Though it’s not always easy waking up so early on their days off, program coordinator Tracey Vincent said she never has trouble signing up enough volunteers to cook and serve.
“Everybody enjoys giving back to the community and we feel a need here,” she said. “And the residents are always very appreciative of the hot breakfast.”
The shelter, which was founded on Thanksgiving Day nearly 101 years ago, houses up to 70 people who are temporarily homeless. Workers help them find suitable housing.
Home Sweet Home also offers meals to the community, not just residents, so anyone can come in for lunch or supper, CEO Mary Ann Pullin said.
“I really am gratified by the way that the whole community is behind Home Sweet Home,” she said.
The Breakfast Club quickly became a weekly tradition for a rotating group of about 75 State Farm employees, the Key Club at Normal Community West High School and a college fraternity.
Kornfeld said that when he volunteers with friends, it gives them an opportunity to talk and have a good time while also serving the community.
The volunteers try to make each holiday special for the residents as well.
“We usually worked on the Saturday before Christmas and we’d bring the whole family,” Kornfeld said. “Last year my kids were making pancakes that looked like Santa Claus and the Grinch.
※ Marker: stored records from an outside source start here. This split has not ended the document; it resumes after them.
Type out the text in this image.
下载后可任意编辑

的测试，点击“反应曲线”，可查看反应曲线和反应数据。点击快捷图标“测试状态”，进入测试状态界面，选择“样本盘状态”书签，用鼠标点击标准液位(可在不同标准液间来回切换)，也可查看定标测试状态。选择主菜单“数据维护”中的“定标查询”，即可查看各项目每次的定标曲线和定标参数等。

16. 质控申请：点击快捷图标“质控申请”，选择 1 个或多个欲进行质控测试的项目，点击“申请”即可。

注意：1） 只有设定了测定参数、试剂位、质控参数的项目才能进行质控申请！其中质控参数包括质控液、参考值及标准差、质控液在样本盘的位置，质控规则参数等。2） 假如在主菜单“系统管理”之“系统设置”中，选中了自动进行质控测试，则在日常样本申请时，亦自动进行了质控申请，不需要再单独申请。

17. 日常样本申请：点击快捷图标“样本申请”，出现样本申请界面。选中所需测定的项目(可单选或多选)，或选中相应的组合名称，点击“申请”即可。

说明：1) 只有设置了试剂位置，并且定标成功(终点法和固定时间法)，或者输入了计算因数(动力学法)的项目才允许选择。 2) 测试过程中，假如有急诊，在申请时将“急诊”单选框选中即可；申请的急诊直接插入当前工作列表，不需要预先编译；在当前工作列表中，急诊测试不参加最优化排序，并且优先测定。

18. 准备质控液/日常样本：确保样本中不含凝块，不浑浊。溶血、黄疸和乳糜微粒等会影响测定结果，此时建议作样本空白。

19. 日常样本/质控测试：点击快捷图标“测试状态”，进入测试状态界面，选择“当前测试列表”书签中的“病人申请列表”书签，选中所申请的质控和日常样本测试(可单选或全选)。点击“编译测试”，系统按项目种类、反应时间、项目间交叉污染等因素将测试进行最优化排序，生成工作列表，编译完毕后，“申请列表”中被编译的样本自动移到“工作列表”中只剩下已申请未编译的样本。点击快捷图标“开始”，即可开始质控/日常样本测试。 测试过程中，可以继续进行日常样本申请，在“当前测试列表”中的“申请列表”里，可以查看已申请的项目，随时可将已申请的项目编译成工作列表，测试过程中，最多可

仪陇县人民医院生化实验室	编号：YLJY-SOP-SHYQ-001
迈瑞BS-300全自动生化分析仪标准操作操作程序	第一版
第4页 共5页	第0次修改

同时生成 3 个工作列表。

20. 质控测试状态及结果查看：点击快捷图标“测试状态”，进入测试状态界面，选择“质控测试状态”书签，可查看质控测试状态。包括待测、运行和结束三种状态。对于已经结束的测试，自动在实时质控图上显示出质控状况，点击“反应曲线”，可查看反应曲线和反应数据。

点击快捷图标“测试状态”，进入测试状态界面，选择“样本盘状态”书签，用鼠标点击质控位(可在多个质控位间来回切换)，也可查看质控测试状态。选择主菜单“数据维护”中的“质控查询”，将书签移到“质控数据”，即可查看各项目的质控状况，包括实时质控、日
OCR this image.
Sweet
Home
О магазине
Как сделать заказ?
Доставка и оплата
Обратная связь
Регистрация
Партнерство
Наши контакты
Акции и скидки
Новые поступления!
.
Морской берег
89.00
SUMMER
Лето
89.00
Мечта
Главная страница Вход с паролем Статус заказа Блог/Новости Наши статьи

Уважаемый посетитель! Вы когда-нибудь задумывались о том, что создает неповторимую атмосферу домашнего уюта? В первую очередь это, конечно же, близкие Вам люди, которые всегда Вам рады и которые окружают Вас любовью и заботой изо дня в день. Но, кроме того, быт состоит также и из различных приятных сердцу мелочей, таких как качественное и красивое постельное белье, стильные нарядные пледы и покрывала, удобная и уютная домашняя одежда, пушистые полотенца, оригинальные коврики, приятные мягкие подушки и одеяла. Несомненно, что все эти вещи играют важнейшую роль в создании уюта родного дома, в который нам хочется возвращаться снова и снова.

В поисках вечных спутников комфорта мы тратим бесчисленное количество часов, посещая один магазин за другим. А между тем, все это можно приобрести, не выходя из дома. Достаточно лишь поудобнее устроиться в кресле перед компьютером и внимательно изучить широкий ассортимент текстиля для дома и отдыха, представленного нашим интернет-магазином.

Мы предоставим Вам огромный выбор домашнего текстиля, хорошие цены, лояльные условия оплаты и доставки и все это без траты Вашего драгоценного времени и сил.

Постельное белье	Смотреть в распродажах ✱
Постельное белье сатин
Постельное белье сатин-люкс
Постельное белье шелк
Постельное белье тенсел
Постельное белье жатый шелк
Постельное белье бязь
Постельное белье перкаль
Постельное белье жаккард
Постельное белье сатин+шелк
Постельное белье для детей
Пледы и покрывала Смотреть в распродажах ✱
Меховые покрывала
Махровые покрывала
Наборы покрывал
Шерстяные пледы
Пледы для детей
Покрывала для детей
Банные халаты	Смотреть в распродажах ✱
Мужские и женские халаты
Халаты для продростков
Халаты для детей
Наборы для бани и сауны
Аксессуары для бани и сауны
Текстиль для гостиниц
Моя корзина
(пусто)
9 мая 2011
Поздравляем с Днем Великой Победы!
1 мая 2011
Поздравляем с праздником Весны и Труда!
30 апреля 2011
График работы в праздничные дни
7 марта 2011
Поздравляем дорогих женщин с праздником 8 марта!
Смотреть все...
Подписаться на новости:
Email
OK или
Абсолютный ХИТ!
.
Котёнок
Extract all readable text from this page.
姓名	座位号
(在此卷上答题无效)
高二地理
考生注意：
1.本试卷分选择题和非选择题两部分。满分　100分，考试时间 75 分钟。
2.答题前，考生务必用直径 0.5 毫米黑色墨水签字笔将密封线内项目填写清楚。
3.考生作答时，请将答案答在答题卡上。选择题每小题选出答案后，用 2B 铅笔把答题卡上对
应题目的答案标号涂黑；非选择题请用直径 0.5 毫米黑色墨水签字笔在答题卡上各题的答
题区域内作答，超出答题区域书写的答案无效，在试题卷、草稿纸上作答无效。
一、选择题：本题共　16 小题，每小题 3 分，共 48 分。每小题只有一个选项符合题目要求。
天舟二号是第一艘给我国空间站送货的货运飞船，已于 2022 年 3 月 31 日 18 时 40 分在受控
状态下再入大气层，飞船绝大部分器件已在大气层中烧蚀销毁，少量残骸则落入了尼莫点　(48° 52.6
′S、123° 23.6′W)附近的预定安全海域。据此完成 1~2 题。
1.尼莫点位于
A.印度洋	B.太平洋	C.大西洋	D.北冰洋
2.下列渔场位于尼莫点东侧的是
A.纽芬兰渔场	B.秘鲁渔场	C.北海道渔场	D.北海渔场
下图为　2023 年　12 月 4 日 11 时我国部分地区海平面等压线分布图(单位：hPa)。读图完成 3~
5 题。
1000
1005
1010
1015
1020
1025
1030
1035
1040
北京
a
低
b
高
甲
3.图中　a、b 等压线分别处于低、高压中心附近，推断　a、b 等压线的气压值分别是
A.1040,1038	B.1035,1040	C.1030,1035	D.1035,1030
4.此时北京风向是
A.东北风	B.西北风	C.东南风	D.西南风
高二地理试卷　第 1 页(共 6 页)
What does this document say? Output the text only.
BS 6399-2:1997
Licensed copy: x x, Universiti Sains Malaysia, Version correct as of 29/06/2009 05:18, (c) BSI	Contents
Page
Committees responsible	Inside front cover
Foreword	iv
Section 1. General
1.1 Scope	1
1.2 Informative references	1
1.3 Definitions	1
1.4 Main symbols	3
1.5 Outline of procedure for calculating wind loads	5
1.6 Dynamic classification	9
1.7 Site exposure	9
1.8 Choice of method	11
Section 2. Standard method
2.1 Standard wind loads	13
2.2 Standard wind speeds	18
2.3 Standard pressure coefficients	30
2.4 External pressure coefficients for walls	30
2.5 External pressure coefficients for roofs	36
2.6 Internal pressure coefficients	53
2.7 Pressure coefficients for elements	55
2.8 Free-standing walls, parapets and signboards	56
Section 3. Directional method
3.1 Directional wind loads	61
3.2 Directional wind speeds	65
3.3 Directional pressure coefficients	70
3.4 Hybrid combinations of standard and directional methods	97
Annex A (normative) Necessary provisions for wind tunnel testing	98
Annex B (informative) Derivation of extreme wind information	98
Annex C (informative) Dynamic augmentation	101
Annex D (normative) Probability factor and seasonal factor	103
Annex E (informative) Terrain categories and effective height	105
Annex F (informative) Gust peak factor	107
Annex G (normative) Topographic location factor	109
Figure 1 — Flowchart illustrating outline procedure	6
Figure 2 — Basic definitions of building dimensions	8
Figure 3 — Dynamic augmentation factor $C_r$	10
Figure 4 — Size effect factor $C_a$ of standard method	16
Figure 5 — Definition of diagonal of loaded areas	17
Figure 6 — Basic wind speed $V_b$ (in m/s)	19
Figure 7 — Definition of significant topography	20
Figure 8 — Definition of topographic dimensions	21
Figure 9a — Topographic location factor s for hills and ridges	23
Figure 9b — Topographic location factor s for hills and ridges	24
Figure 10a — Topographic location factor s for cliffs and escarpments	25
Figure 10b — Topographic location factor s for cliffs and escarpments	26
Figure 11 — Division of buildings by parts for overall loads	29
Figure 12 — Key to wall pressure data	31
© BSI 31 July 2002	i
They really get into it, too.”
Every week the crew leader buys groceries — with some shopping around to get the large amount of food needed — and the rest of the group pitches in to cover the cost. The first set of volunteers starts cooking and the next one serves it up. Those eating fill up on eggs, bacon, pancakes, biscuits and gravy, some even taking to-go containers.
“We noticed today the crowd is kind of lighter than normal,” Vincent said. “For us, we buy too much food so we have extra food, but that’s probably really a good thing for the mission if there’s not as many people here.”
But as long as there is a need, the Breakfast Club will keep the sausage gravy train running.
“I don’t come here because it makes me feel good, but I come back because it does,” Kornfeld said.